The role of microRNAs

In 1993, scientists first described a microRNA from a nematode—a tiny, 1-millimeter-long worm that eats bacteria—of the species Caenorhabditis elegans. The people responsible for this discovery, Victor Ambros and Gary Ruvkun, won the Nobel Prize in Medicine in 2024. MicroRNAs control gene expression, acting on the production of proteins and, thus, on ways of deactivating genes. They are present in plants and animals and function as essential regulators of several functions, such as development, growth, physiology, metabolism and responses to stress.

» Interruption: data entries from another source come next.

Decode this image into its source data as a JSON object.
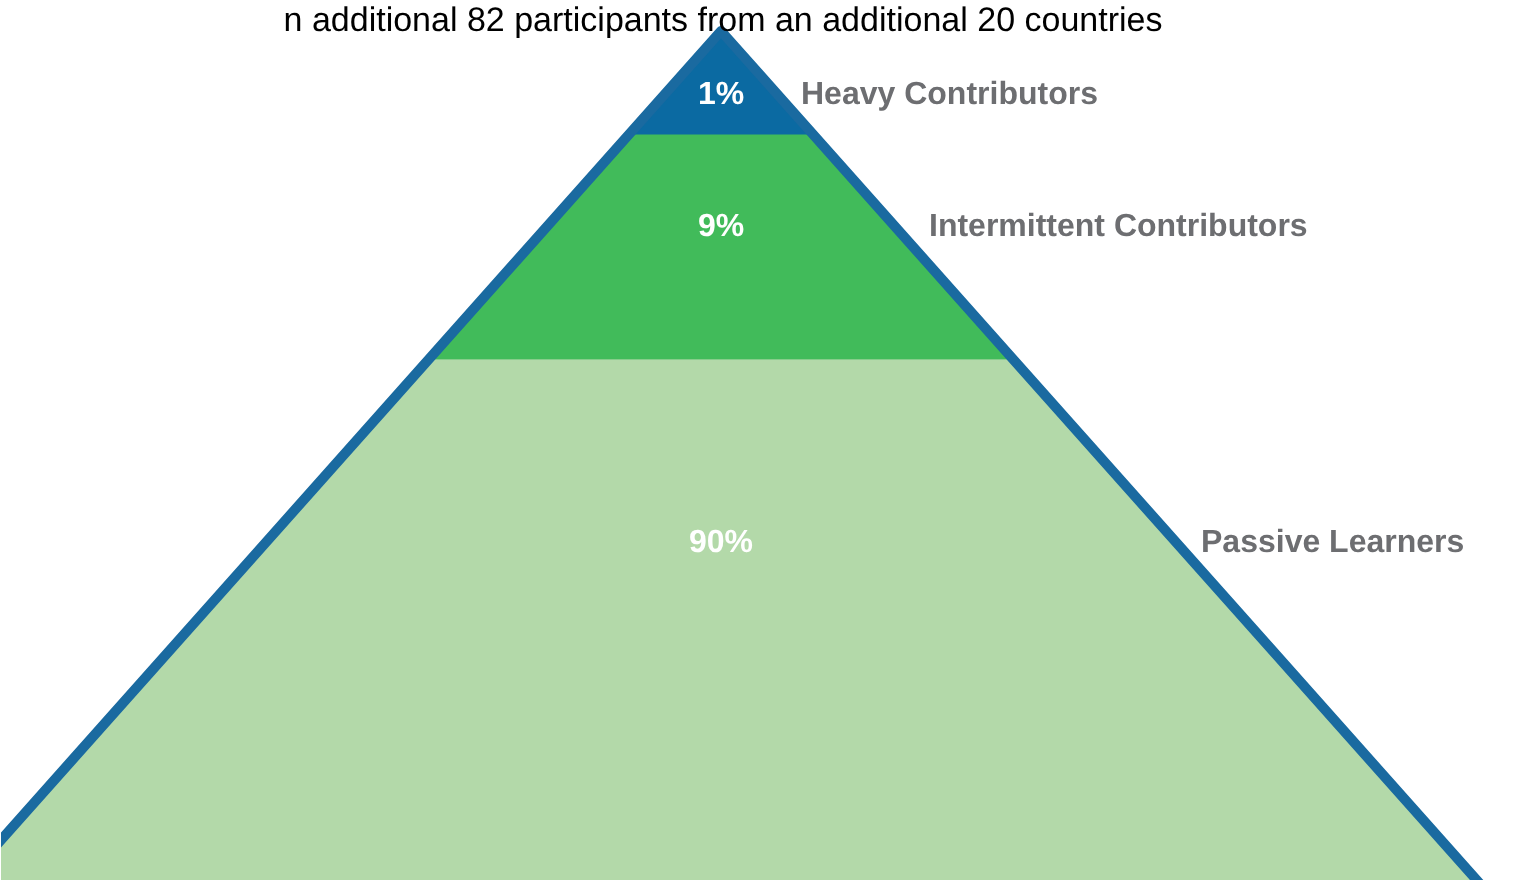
{
  "chart_data": {
    "type": "other",
    "title": "n additional 82 participants from an additional 20 countries",
    "categories": [
      "Heavy Contributors",
      "Intermittent Contributors",
      "Passive Learners"
    ],
    "values": [
      1,
      9,
      90
    ],
    "colors": [
      "#0b6aa2",
      "#41bb5a",
      "#b3d9a9"
    ],
    "value_labels": [
      "1%",
      "9%",
      "90%"
    ]
  }
}
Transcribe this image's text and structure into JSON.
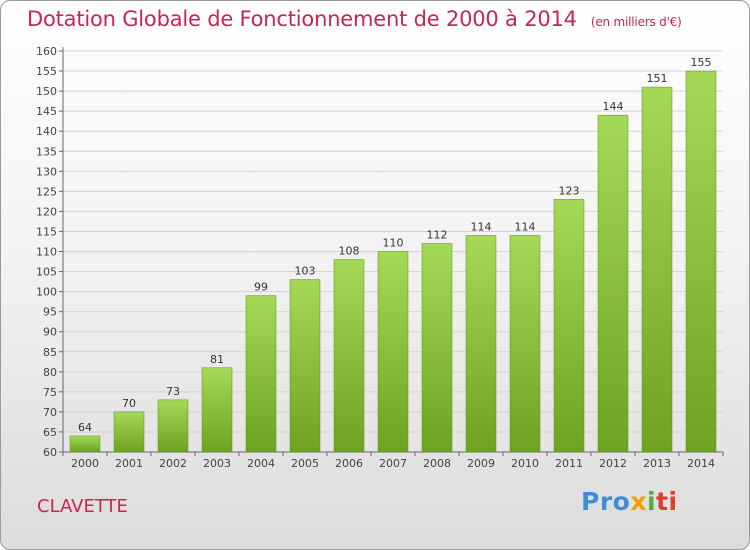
{
  "header": {
    "title": "Dotation Globale de Fonctionnement de 2000 à 2014",
    "subtitle": "(en milliers d'€)"
  },
  "footer": {
    "commune": "CLAVETTE",
    "logo": {
      "p1": "Pro",
      "p2": "x",
      "p3": "i",
      "p4": "ti"
    }
  },
  "colors": {
    "title": "#c8264d",
    "bar_top": "#a5d957",
    "bar_bottom": "#6ea322",
    "grid": "#d4d4d4"
  },
  "chart_data": {
    "type": "bar",
    "title": "Dotation Globale de Fonctionnement de 2000 à 2014",
    "subtitle": "(en milliers d'€)",
    "categories": [
      "2000",
      "2001",
      "2002",
      "2003",
      "2004",
      "2005",
      "2006",
      "2007",
      "2008",
      "2009",
      "2010",
      "2011",
      "2012",
      "2013",
      "2014"
    ],
    "values": [
      64,
      70,
      73,
      81,
      99,
      103,
      108,
      110,
      112,
      114,
      114,
      123,
      144,
      151,
      155
    ],
    "ylim": [
      60,
      160
    ],
    "yticks": [
      60,
      65,
      70,
      75,
      80,
      85,
      90,
      95,
      100,
      105,
      110,
      115,
      120,
      125,
      130,
      135,
      140,
      145,
      150,
      155,
      160
    ],
    "grid": true,
    "legend": "none"
  }
}
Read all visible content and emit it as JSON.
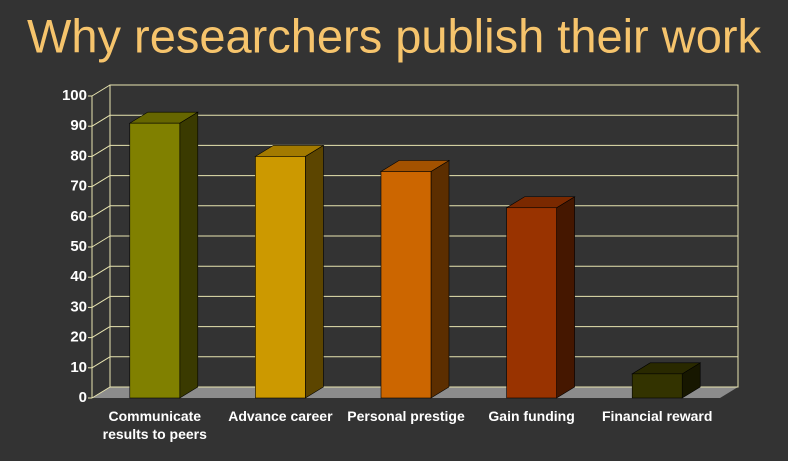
{
  "chart_data": {
    "type": "bar3d",
    "title": "Why researchers publish their work",
    "categories": [
      "Communicate results to peers",
      "Advance career",
      "Personal prestige",
      "Gain funding",
      "Financial reward"
    ],
    "values": [
      91,
      80,
      75,
      63,
      8
    ],
    "colors": [
      "#808000",
      "#cc9900",
      "#cc6600",
      "#993300",
      "#333300"
    ],
    "ylim": [
      0,
      100
    ],
    "yticks": [
      0,
      10,
      20,
      30,
      40,
      50,
      60,
      70,
      80,
      90,
      100
    ],
    "grid": true
  }
}
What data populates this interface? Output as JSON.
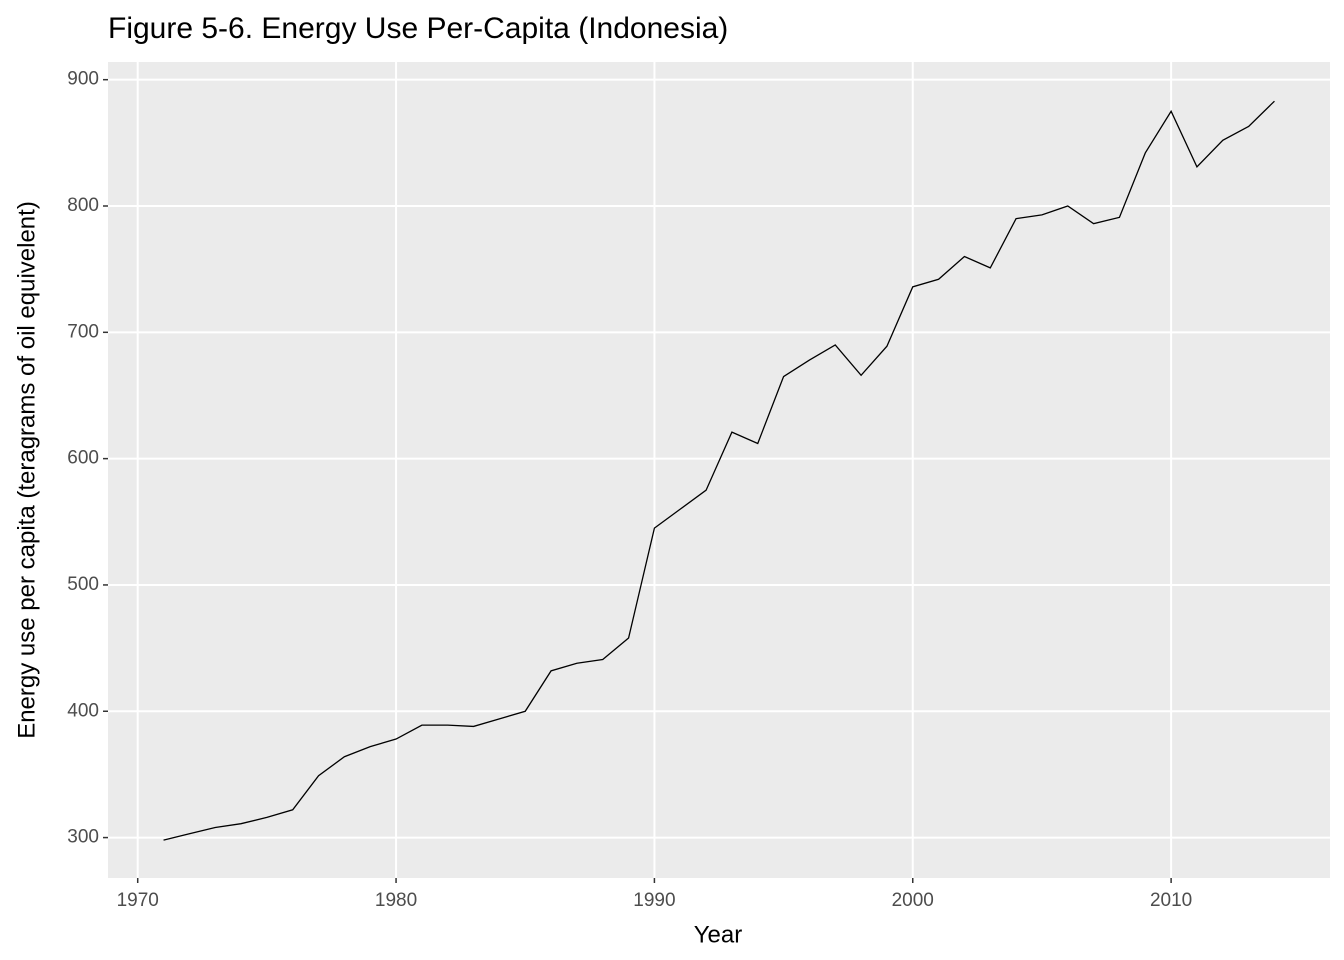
{
  "chart_data": {
    "type": "line",
    "title": "Figure 5-6. Energy Use Per-Capita (Indonesia)",
    "x_label": "Year",
    "y_label": "Energy use per capita (teragrams of oil equivelent)",
    "x": [
      1971,
      1972,
      1973,
      1974,
      1975,
      1976,
      1977,
      1978,
      1979,
      1980,
      1981,
      1982,
      1983,
      1984,
      1985,
      1986,
      1987,
      1988,
      1989,
      1990,
      1991,
      1992,
      1993,
      1994,
      1995,
      1996,
      1997,
      1998,
      1999,
      2000,
      2001,
      2002,
      2003,
      2004,
      2005,
      2006,
      2007,
      2008,
      2009,
      2010,
      2011,
      2012,
      2013,
      2014
    ],
    "values": [
      298,
      303,
      308,
      311,
      316,
      322,
      349,
      364,
      372,
      378,
      389,
      389,
      388,
      394,
      400,
      432,
      438,
      441,
      458,
      545,
      560,
      575,
      621,
      612,
      665,
      678,
      690,
      666,
      689,
      736,
      742,
      760,
      751,
      790,
      793,
      800,
      786,
      791,
      842,
      875,
      831,
      852,
      863,
      883
    ],
    "color": "#000000",
    "xlim": [
      1968.85,
      2016.15
    ],
    "xticks": [
      1970,
      1980,
      1990,
      2000,
      2010
    ],
    "ylim": [
      268,
      914
    ],
    "yticks": [
      300,
      400,
      500,
      600,
      700,
      800,
      900
    ],
    "grid": true
  }
}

In the plant Arabidopsis thaliana, microRNA5628 was discovered in 2012. However, until Vieira's work, it was not known what functions it might have. "No target for this microRNA had been proposed in vivo, barely in silico [computer simulation]. We were able to validate the first target of this microRNA in Arabidopsis. "

In addition to Vieira and Vincentz, the authors of the article are researchers Américo Viana, Cleverson Matiolli, Gustavo Duarte and Raphael Campos, also from the Plant Genetics Laboratory (CBMEG); Renato Vincentini, coordinator of the Bioinformatics and Systems Biology Laboratory (CBMEG); Lucas Canesin, from the Center for Research in Genomics for Climate Change (CBMEG); and professors Fábio Nogueira and Carlos Barrera-Rojas, from the Laboratory of Molecular Genetics of Cultivated Plants at the University of São Paulo (USP).